Below are his comments on John Aglialoro’s “Atlas Shrugged Movie: Part I”:

I don’t remember exactly, but Rand either wrote somewhere, or personally told me, something that strikes to the heart of the movie’s failings. She said that her villains were too inferior, unworthy and impotent to generate really deep and compelling conflict in her heroes. Only someone the heroes loved could do that. And this is exactly what she dramatized in her three major novels.

In the novel, Hank Rearden, though heroic, is one of her most complex and conflicted characters, which makes the romantic subplot plot, his relationship with Dagny Taggert, so dramatic and compelling, filled with conflict. In large part, this was the novel’s personal, deeply emotional story. The movie version didn’t explore this at all. They meet, almost immediately become industrial allies and, in short order, happy Hollywood lovers, leaving the screenplay to wallow almost exclusively, and tediously, in economics, contracts, government regulation, etc.

This didn’t have to happen. The movie runs some 97 minutes, barely enough for an Adam Sandler comedy but not nearly long enough for a serious, epic story, which could’ve easily run another half hour, with sufficient time to develop the characters, including Francisco-Dagny, into flesh-and-blood human beings instead of puppets waving placards. There’s more character development in the “Batman” and “Spiderman” movies than in “Atlas Shrugged, Part 1,” an abortion which mercifully won’t generate a Part 2 or 3. [Ouch!]

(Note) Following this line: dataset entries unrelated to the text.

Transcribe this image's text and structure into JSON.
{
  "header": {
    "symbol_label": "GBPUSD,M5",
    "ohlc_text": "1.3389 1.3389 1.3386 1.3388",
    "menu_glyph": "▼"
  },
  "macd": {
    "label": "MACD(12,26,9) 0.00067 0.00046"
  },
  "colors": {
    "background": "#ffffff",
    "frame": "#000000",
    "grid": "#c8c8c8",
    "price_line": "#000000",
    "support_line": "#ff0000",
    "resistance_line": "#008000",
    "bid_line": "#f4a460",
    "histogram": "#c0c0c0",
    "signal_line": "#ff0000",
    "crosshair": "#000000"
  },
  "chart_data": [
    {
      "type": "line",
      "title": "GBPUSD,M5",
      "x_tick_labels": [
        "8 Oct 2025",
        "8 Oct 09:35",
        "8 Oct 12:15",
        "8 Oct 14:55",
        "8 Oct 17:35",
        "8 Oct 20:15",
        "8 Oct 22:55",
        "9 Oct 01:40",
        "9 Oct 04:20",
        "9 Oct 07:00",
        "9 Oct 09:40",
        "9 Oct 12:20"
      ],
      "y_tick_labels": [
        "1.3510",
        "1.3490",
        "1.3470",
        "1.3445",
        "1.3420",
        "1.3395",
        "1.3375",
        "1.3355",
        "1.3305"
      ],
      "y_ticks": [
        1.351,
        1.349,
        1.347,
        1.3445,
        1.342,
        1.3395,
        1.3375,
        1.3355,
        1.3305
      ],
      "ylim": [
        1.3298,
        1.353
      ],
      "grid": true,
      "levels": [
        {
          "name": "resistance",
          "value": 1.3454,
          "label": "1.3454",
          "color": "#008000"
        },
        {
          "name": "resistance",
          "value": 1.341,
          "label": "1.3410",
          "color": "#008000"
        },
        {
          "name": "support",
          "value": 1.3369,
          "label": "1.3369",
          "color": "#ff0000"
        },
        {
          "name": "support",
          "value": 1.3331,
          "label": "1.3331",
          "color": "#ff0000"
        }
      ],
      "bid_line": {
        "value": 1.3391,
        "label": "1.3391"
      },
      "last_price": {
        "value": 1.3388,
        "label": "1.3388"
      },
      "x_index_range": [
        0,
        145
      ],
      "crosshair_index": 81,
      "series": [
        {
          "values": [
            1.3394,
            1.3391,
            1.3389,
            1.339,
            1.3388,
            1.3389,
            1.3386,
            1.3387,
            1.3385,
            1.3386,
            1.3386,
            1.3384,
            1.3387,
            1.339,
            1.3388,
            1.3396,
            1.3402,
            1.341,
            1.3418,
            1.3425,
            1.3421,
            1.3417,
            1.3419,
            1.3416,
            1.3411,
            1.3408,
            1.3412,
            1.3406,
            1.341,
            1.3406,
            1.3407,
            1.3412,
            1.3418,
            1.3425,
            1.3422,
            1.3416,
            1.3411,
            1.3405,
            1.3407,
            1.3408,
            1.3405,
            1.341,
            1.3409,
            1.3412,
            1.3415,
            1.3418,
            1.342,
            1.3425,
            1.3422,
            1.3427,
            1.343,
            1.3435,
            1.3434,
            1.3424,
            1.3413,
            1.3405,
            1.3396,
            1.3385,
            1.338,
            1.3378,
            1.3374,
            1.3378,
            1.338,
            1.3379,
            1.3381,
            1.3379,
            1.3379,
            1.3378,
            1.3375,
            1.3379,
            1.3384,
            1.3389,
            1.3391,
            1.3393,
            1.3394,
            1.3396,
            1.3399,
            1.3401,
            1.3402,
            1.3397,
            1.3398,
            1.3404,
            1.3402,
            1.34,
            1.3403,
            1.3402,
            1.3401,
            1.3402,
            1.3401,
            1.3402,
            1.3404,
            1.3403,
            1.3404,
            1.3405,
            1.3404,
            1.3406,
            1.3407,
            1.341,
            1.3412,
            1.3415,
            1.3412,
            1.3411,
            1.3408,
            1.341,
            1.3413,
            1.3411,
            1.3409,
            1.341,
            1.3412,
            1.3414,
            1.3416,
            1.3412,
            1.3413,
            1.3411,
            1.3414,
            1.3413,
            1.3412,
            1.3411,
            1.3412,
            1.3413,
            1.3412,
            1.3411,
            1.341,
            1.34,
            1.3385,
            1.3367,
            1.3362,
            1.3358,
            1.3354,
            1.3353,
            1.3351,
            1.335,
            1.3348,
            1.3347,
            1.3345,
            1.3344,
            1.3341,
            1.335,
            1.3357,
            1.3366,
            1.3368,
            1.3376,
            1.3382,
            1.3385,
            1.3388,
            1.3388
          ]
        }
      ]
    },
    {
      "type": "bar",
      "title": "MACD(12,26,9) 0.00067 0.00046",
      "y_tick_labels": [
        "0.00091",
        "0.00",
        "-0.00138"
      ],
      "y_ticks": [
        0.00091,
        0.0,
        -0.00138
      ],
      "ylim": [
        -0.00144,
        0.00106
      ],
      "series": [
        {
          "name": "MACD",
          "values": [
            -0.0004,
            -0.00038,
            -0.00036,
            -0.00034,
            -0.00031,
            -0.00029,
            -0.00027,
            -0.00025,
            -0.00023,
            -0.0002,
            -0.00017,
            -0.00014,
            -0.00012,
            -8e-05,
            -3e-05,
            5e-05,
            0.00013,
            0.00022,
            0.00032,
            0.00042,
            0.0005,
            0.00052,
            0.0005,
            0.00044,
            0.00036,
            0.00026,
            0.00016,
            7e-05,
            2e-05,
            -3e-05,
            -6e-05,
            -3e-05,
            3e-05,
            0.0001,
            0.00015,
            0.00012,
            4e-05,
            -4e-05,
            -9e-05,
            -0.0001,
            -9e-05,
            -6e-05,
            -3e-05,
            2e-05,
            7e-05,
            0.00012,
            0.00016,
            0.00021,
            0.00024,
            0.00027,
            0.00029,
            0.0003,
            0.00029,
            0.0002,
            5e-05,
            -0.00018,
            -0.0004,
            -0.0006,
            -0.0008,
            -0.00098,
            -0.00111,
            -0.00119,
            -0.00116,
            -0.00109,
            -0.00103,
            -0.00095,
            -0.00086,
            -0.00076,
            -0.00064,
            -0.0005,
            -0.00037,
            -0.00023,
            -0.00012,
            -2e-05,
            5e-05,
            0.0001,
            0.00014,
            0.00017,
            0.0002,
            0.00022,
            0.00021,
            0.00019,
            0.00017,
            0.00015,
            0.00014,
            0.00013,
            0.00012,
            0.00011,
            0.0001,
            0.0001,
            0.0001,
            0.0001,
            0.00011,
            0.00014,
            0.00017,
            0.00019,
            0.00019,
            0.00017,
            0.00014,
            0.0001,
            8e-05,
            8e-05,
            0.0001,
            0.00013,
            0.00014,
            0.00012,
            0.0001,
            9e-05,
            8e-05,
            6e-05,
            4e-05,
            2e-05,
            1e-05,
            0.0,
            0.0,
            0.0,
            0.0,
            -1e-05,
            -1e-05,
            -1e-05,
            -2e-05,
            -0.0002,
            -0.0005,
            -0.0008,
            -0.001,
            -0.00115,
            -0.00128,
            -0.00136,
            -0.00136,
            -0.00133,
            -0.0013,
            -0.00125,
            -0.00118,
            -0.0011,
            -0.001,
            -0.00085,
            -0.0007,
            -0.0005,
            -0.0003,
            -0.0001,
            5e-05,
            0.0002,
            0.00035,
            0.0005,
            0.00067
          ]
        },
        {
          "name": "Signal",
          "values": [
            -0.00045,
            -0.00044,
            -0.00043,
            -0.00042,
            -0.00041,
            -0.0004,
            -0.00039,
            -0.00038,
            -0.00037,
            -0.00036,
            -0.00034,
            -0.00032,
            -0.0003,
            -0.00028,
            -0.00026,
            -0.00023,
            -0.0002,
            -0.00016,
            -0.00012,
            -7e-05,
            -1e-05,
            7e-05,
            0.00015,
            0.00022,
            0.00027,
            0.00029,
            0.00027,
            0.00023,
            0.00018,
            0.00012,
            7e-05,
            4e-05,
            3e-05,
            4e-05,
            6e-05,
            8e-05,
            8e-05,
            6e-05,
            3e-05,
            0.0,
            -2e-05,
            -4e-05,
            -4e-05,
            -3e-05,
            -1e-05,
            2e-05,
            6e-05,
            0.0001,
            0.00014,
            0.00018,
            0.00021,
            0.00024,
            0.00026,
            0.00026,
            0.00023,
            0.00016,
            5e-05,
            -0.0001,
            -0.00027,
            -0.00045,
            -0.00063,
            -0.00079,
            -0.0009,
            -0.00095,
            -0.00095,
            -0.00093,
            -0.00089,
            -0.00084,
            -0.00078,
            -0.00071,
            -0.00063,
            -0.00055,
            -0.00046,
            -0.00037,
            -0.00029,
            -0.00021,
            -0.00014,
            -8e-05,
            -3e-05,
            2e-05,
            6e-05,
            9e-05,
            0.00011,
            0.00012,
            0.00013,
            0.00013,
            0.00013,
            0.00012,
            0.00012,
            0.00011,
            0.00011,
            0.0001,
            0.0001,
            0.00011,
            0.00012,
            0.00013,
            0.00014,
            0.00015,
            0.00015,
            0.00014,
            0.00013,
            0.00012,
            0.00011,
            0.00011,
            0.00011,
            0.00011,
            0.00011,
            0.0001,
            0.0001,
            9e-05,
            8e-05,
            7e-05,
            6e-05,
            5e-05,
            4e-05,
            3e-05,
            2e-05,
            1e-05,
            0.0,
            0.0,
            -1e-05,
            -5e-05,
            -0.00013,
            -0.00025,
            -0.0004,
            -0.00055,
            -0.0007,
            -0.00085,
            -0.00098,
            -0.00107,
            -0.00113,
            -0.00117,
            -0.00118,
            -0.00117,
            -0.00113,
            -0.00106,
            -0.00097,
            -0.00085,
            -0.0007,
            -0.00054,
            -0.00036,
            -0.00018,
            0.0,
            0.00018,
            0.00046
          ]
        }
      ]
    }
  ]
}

After seeing it, at first I felt that the producer, Aglialoro, at least showed considerable courage, risking his own money, and I wished him well with his movie. I’ve changed my mind. A multi-millionaire manufacturer of exercise equipment, he purchased an option for the screen rights to the novel. Fine. But, not surprisingly, he couldn’t attract A-list stars or an A-list director. In fact, he couldn’t attract B- or C-list talent.

With his option-time running out, only a month or two left, he should’ve given up, which would’ve left the field open someday for an experienced, professional movie maker to tackle the project. Instead, hoping to protect his initial investment and make himself a real-life Randian hero, with a screenplay credit no less, he hastily threw together a dreary cast, an anemic budget, a first-time director and, worst of all, a lousy screenplay. He pissed in the well and ruined it in the future for everybody else.

Now, Aglialoro is issuing statements blaming the liberal reviewers for the disaster at the box-office. Maybe it’s not good sportsmanship to kick a man when he’s down, but it has to be said. The guy’s a schmuck.

Ayn Rand and her great novel deserved better.